THE INDIAN AMATEUR’S PHOTOGRAPHIC ALBUM: SUBSCRIPTION AND DISTRIBUTION

While the focus of this research project has explicitly been a period in print history, starting in the 1940s, due to a proliferation of photography periodicals during this time, this week I go much further back into history, around the time when photography first arrived in India. 

The Photographic Society of Bombay, the first of its kind in India, was established in the year 1854, for the promotion and advancement of the Science and Art of Photography. As a group consisting mostly of Englishmen and a few wealthy Indians, the organisation functioned as a space for mostly amateur photographers to discuss their experiments with the form, its printing, technique, etc through monthly meetings, exhibitions and exchanges with other photographic societies in Britain. But also immediately after its establishment, its members felt the need for a printed journal, “to place a record in the hands of each Member, and the interested public, of our periodical meetings.” This impetus for printed publication, hints at both a desire for expanding the scope of photography and the likelihood of there also being an enthusiastic public. 

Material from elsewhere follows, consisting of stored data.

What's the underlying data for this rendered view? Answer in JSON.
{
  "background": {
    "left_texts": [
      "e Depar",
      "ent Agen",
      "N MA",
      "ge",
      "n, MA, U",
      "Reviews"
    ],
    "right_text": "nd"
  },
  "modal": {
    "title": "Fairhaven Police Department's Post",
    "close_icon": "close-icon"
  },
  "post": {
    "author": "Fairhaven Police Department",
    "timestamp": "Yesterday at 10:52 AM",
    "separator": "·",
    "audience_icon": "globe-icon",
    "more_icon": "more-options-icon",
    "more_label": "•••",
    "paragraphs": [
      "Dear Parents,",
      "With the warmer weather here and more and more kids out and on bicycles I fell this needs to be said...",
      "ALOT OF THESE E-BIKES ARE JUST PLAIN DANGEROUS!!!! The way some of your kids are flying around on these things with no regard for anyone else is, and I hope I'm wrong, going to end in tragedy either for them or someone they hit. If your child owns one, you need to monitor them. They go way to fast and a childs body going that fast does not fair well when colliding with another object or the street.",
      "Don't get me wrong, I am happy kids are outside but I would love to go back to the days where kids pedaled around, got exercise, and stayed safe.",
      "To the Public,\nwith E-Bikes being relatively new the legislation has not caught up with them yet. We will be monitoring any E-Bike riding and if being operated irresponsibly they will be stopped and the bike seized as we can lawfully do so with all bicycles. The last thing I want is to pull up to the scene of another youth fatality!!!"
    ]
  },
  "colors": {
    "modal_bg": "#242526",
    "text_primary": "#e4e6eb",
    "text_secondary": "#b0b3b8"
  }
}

Due to the nature of photographic practice at the time, the publication is a predominantly textual one; consisting of minutes of the meetings, details of developments in photographic and printing processes, availability of chemicals, etc; focussing almost entirely on the scientific aspects of the art form. Photographs resulting from these processes could only be viewed through exhibitions organised by the society. And yet, owning photographs or collecting specimens of this new technique, were still seen as desirable, as may be gathered from the words of Dr George Buist, an early member of the Society who proposed “collecting or preparing first rate Photographic Pictures for sale.” to be purchased by people leaving for England from India. Thus the ethnographic functions of photography were already revealing themselves and the desire to capitalise on it was being felt. 

Advertisement in the The Bombay Times and Journal of Commerce, 1861

In the year 1856, the first issue of the Indian Amateur’s Photographic Album was published, which embodied these very ideas proposed by Dr Buist. A serialised, subscription based publication, the Indian Amateur’s Photographic Album, consisted of three images per issue, based on a wide variety of subjects to portray India—from architecture to costumes—accompanied by a description of each of these images. An excellent and detailed account of this publication, looking at twenty-four issues of this publication is Staurt Macmillan’s 2011 Thesis submitted to Ryerson University, Toronto, titled Colonial Representations of British India: A Description and Analysis of the First Twenty-Four Issues of The Indian Amateur’s Photographic Album. 

Contained within a paper sleeve, with the title letterpress on the cover, each issue consisted of three images—one from a regular feature called Costumes and Characters and two other images of either architectural or landscape views. Though the publication acknowledges being under the patronage of the Bombay Photographic Society, it is unclear what the nature of this patronage was and the only direct links between the two seem to be that the frequent contributors to the album—William Henderson, William Johnson, Henry Hinton and Dr GR Balingall—were also members of the Photographic Society. 

Images of an Eastern Bishop from the Indian Amateur’s Photographic Album. British Library

Of particular interest to this project are the models of subscription that the Indian Amateur’s Photographic Album popularised. In the years to come, it wouldn’t be uncommon for the photographers like Raja Deen Dayal and Felice Beato to release their own album of photographs, some of which like the royal court scenes would be available at regular intervals. Not only does this hint at a dedicated public for the consumption of photography but also an investment in the art of photographic printing. With publications like the Indian Amateur’s Photographic Album, the curation of the three images and the network of photographers that became regular contributors to the publication, creates a unique ecosystem for photography that would then be popularised and made widely available with the onset of the printed magazine. 

The Indian Amateur’s Photographic Album, was not only seen as an aesthetic object but was also engaged with through critical discourse. A report from the The Bombay Times and Journal of Commerce from 1857, criticises the last issue of the publication for not being “as good as the earlier issues” (with the exception of an image of Jooma Masjid, Bombay) that displays a critical engagement with the field which doesn’t seem to have been made available through the Journal of Photographic Society of Bombay, which was still a scientific journal, for the most part, tending more towards a skilled audience. 

Album of Indian Views, 1930. Courtesy archive.org

While the audience for the album were likely to have been foreigners travelling to India, the desire to own photographs, and hence perfecting the art of printing them, was a consideration that was retained with the illustrated magazines. The draw for several of these magazines, such as the Illustrated Weekly or the Indian Pictorial Education, seemed to have been featuring full size, rich, photographic images as a part of the magazine, available at cheap prices. Eventually, the draw would become full-size colour illustrations. 

The creation of a public for a regular serialised publication on photography, the emphasis on photographic printing and the notion of collectibility may have been introduced with Indian Amateur’s Photographic Album which ran successfully for three years over thirty-six installments consisting of 108 photographs. But the true revolution for photography in print was to come with the photographic printing processes that could mass-produce it.